New Meltano user here, I'm currently setting up a ...
# getting-started
c
New Meltano user here, I'm currently setting up a PoC to try and run Meltano on AWS MWAA with DAGS that execute the ECSOperator to run my Meltano project as a Docker image. What I seem to not be understanding is how do I generate DAGS as assets that I can drop into my MWAA S3 bucket at development time using the meltano schedule add? I was expecting this to create files in the orchestrator/dags folder. Is this expectation correct? I've tried with both the file-airflow plugin and the full airflow plugin and in both cases I can see the python dag generation code but no additional DAG files are created? I realize this might be a naive question and if so let me know, all the tooling in this space is new to me and this appears to be the only gap I've come across, thanks in advance.
v
There's some folks here who are way more into airflow than me and will answer better. The airflow extension https://github.com/meltano/airflow-ext will create a dag for you that was designed to run with an airflow instance pointing to the folder that's generated. There's no reason you couldn't run another script to run
aws s3 cp
to copy the dag to the S3 bucket you're talking about
I'm sure the extension could be extended to add an s3 sender or something, or someone could make another extension for sending a file path to s3?
For the airflow extension to generate the dag it's the
initialize
command so
meltano run airflow:initialize
It does use the schedules you have defined to make these , code is here https://github.com/meltano/airflow-ext/blob/main/files_airflow_ext/orchestrate/meltano.py
c
I have a Meltano MWAA deployment in production that has been running for a couple of months. However, the way I set it up is that I have Meltano installed using MWAA’s startup script into a Python virtual environment on the scheduler and worker nodes. (I’ll add a bit more detail. Even though my approach is different, some of this might still work for you.)
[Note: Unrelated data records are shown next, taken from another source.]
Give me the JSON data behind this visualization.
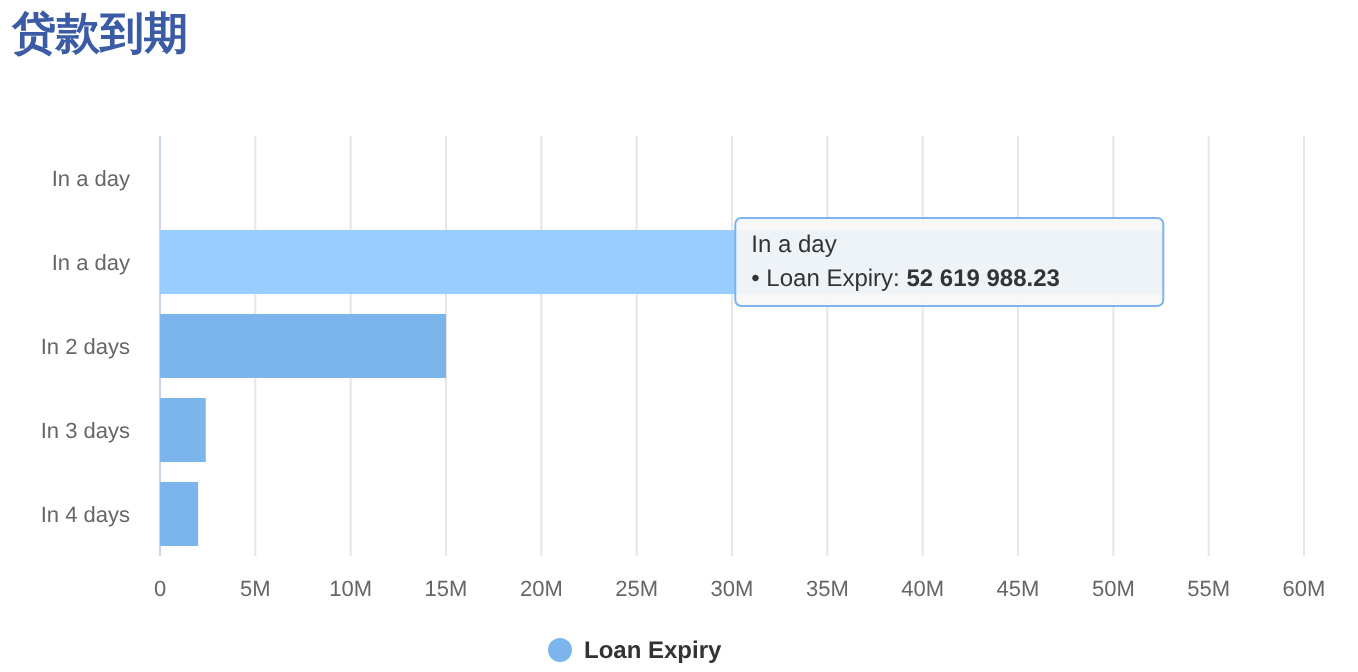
{
  "chart_data": {
    "type": "bar",
    "orientation": "horizontal",
    "title": "贷款到期",
    "categories": [
      "In a day",
      "In a day",
      "In 2 days",
      "In 3 days",
      "In 4 days"
    ],
    "series": [
      {
        "name": "Loan Expiry",
        "color": "#7cb5ec",
        "colors": [
          "#7cb5ec",
          "#99ccff",
          "#7cb5ec",
          "#7cb5ec",
          "#7cb5ec"
        ],
        "values": [
          0,
          52619988.23,
          15000000,
          2400000,
          2000000
        ]
      }
    ],
    "xlim": [
      0,
      60000000
    ],
    "xticks": [
      0,
      {
        "value": 5000000,
        "label": "5M"
      },
      {
        "value": 10000000,
        "label": "10M"
      },
      {
        "value": 15000000,
        "label": "15M"
      },
      {
        "value": 20000000,
        "label": "20M"
      },
      {
        "value": 25000000,
        "label": "25M"
      },
      {
        "value": 30000000,
        "label": "30M"
      },
      {
        "value": 35000000,
        "label": "35M"
      },
      {
        "value": 40000000,
        "label": "40M"
      },
      {
        "value": 45000000,
        "label": "45M"
      },
      {
        "value": 50000000,
        "label": "50M"
      },
      {
        "value": 55000000,
        "label": "55M"
      },
      {
        "value": 60000000,
        "label": "60M"
      }
    ],
    "grid": "x",
    "legend": "bottom",
    "annotations": [
      "In a day\n• Loan Expiry: 52 619 988.23"
    ]
  }
}
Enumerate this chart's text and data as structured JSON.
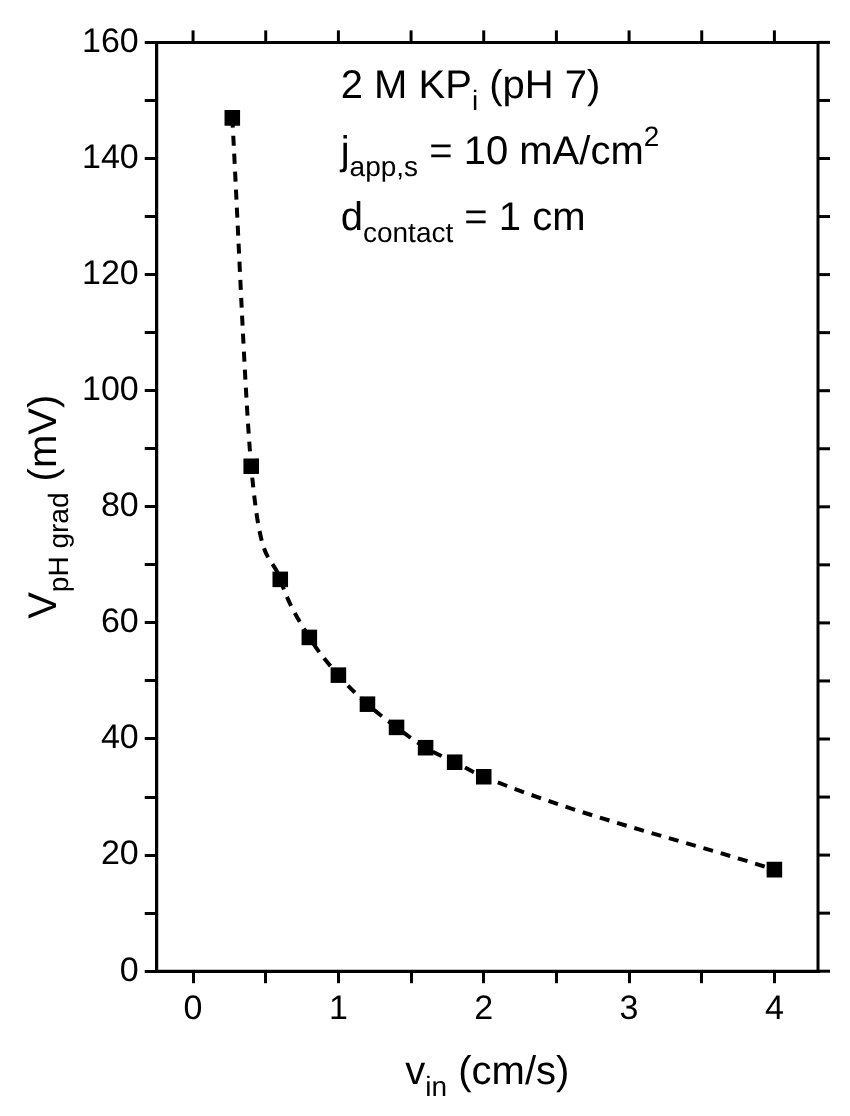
{
  "chart_data": {
    "type": "line",
    "xlabel": "v$_{in}$ (cm/s)",
    "ylabel": "V$_{pH grad}$ (mV)",
    "annotations": [
      "2 M KP$_{i}$ (pH 7)",
      "j$_{app,s}$ = 10 mA/cm$^{2}$",
      "d$_{contact}$ = 1 cm"
    ],
    "x": [
      0.27,
      0.4,
      0.6,
      0.8,
      1.0,
      1.2,
      1.4,
      1.6,
      1.8,
      2.0,
      4.0
    ],
    "series": [
      {
        "color": "#000000",
        "values": [
          147,
          87,
          67.5,
          57.5,
          51,
          46,
          42,
          38.5,
          36,
          33.5,
          17.5
        ]
      }
    ],
    "xlim": [
      -0.25,
      4.3
    ],
    "xticks": [
      0,
      {
        "value": 0.5,
        "label": null
      },
      1,
      {
        "value": 1.5,
        "label": null
      },
      2,
      {
        "value": 2.5,
        "label": null
      },
      3,
      {
        "value": 3.5,
        "label": null
      },
      4
    ],
    "ylim": [
      0,
      160
    ],
    "yticks": [
      0,
      {
        "value": 10,
        "label": null
      },
      20,
      {
        "value": 30,
        "label": null
      },
      40,
      {
        "value": 50,
        "label": null
      },
      60,
      {
        "value": 70,
        "label": null
      },
      80,
      {
        "value": 90,
        "label": null
      },
      100,
      {
        "value": 110,
        "label": null
      },
      120,
      {
        "value": 130,
        "label": null
      },
      140,
      {
        "value": 150,
        "label": null
      },
      160
    ],
    "grid": false,
    "legend": false,
    "marker": "square",
    "line_style": "dashed"
  }
}
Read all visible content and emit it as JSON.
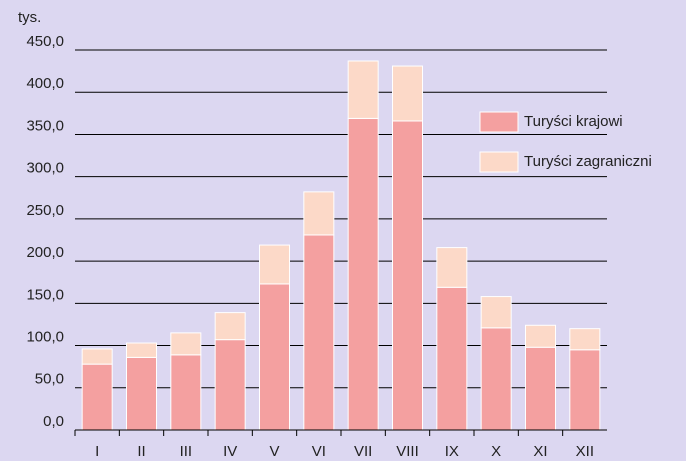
{
  "chart_data": {
    "type": "stacked_bar",
    "y_unit": "tys.",
    "categories": [
      "I",
      "II",
      "III",
      "IV",
      "V",
      "VI",
      "VII",
      "VIII",
      "IX",
      "X",
      "XI",
      "XII"
    ],
    "series": [
      {
        "name": "Turyści krajowi",
        "color": "#f4a0a0",
        "values": [
          78,
          86,
          89,
          107,
          173,
          231,
          369,
          366,
          169,
          121,
          98,
          95
        ]
      },
      {
        "name": "Turyści zagraniczni",
        "color": "#fcd9c8",
        "values": [
          18,
          17,
          26,
          32,
          46,
          51,
          68,
          65,
          47,
          37,
          26,
          25
        ]
      }
    ],
    "ylim": [
      0,
      450
    ],
    "yticks": [
      {
        "value": 0,
        "label": "0,0"
      },
      {
        "value": 50,
        "label": "50,0"
      },
      {
        "value": 100,
        "label": "100,0"
      },
      {
        "value": 150,
        "label": "150,0"
      },
      {
        "value": 200,
        "label": "200,0"
      },
      {
        "value": 250,
        "label": "250,0"
      },
      {
        "value": 300,
        "label": "300,0"
      },
      {
        "value": 350,
        "label": "350,0"
      },
      {
        "value": 400,
        "label": "400,0"
      },
      {
        "value": 450,
        "label": "450,0"
      }
    ],
    "grid": true,
    "legend": "right"
  }
}
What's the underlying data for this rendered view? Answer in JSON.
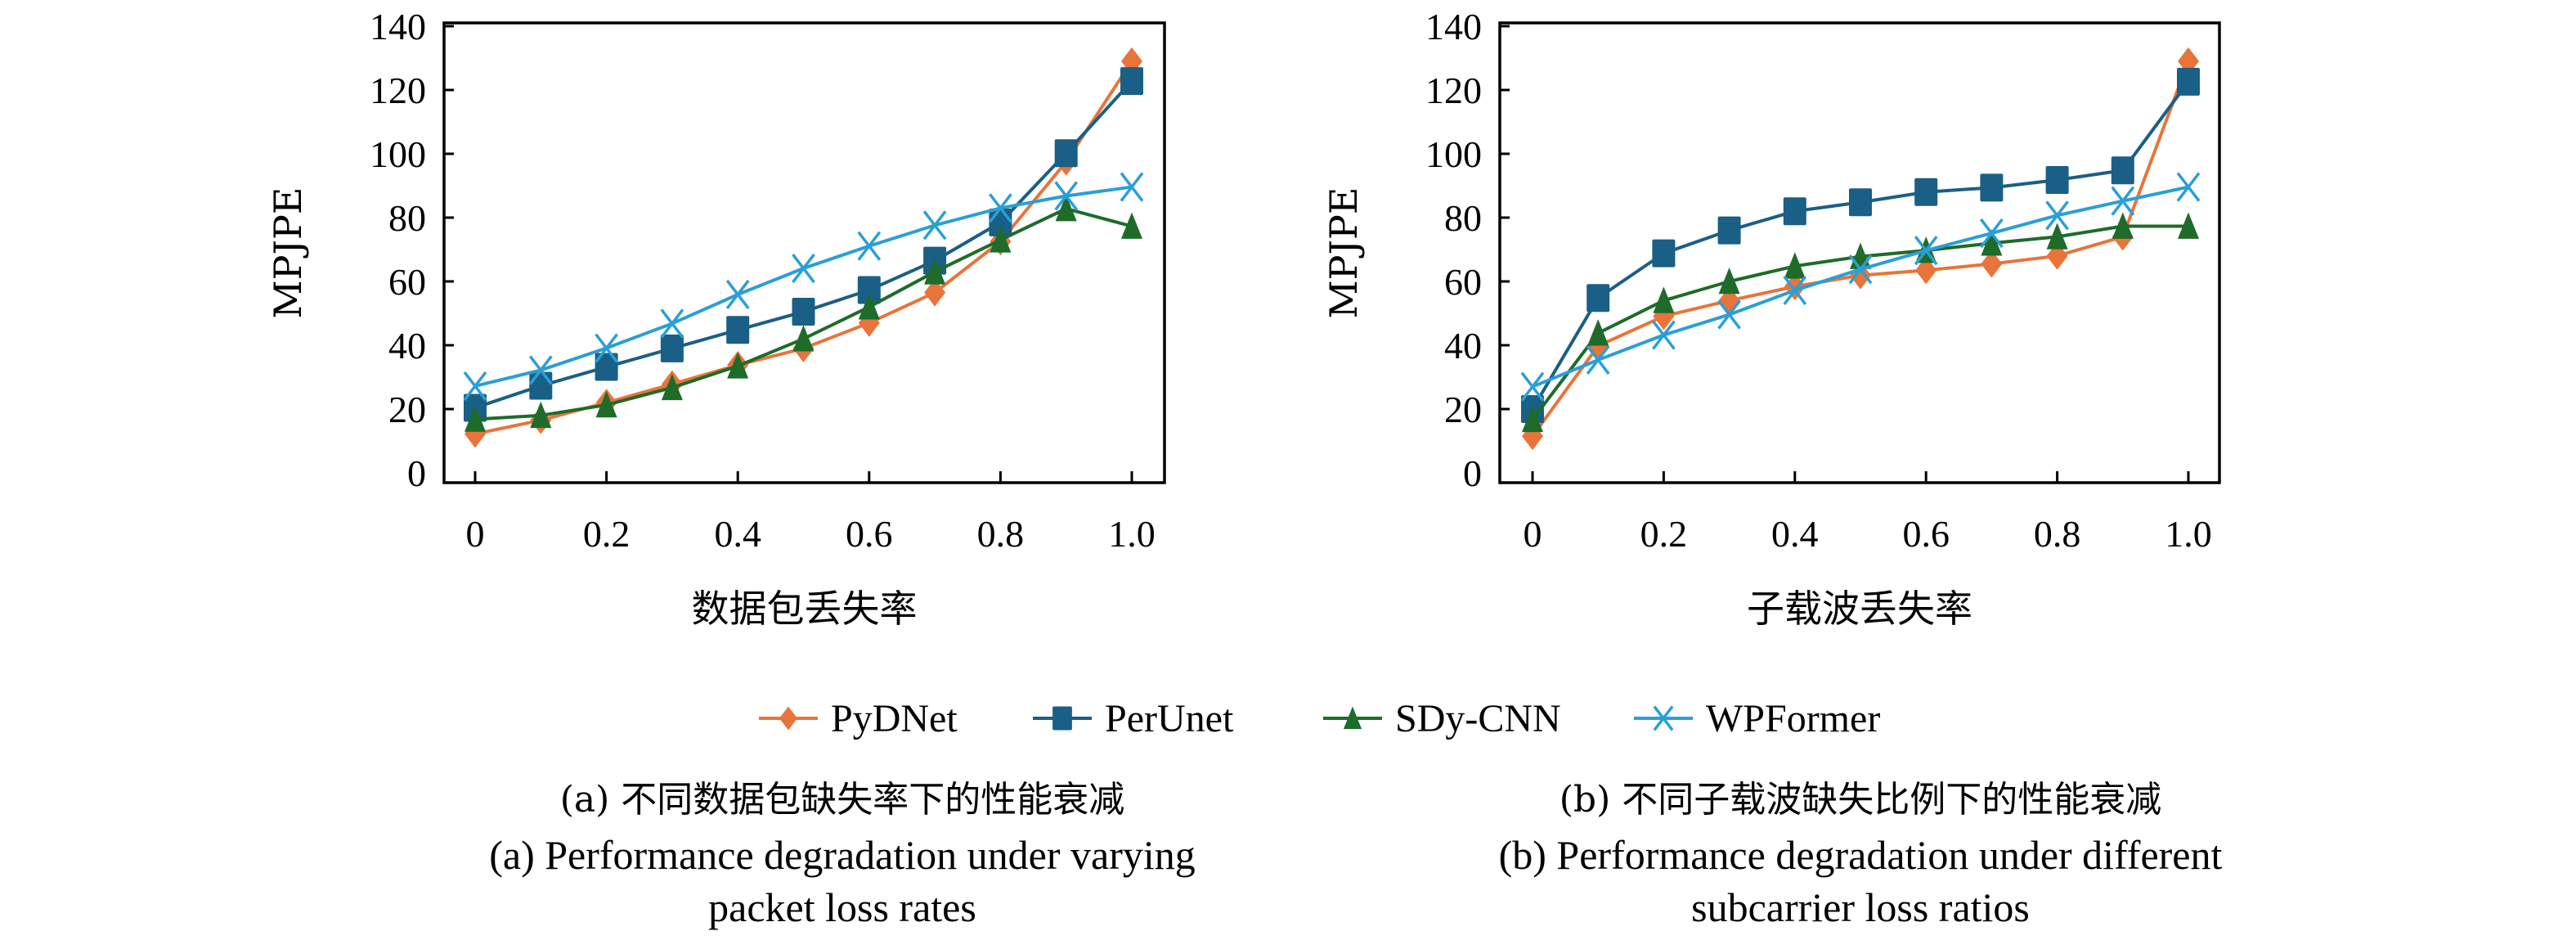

the Meltano Airflow integration relies on a
orchestrate/dags/meltano.py
Python program which programmatically generates the DAG definitions upon invocation by relying on your complete meltano.yml (I’ve broken mine up across several files for ease of maintenance) - basically the Airflow scheduler (I think that is the correct term) periodically executes
meltano.py
and expects a JSON response that describes the DAGs, which it dutifully generates. I have had to heavily modify my
meltano.py
to work with the virtualenv I host Meltano in on MWAA
so you could for example invoke
meltano.py
’s
create_dags()
and capture its output on your local machine, based on your meltano.yml and them make a Python program that has
create_dags():
defined to return the captured output. Then as long as your meltano.yml on your ECS instances is similar/hopefully the same as what you used to generate the JSON output - this Python program can then live in your S3 bucket for MWAA’s DAGs
you’ll likely need to modify the generated local JSON output - for me, the DAGs use BashOperator because I have a functioning Meltano environment on the scheduler and workers - and you’ll need ECSOperator in place of that I imagine
“on your local machine” can be the build system, of course, and modifying the JSON to substitute BashOperator with EcsOperator, etc. can be part of that pipeline
I do not recommend going down my path of using MWAA’s startup.sh script to venv meltano - it means that in order to deploy an updated meltano.yml for new DAG definitions I need to deploy a new startup.sh script which takes… 10 to 30 minutes in MWAA. I could get around some of this by using symlinks, I just haven’t done so yet since things haven’t gotten to the “this sucks so much I need to fix it” stage yet and I have higher priorities. (Airflow and MWAA were new concepts to me when I started on this project in May so mistakes were made!)
c
Thankyou both for the response it helps clear up my understanding. I was wanting to avoid having Meltano installed in MWAA and only have it in my Docker image launched in ECS. I'm thinking I can possibly generate the JSON at build time for my environments and then adapt the DAG generator to use the JSON as a source from S3 instead of it trying to run Meltano in MWAA and have it change the operator to use ECS. Will see how I go 😅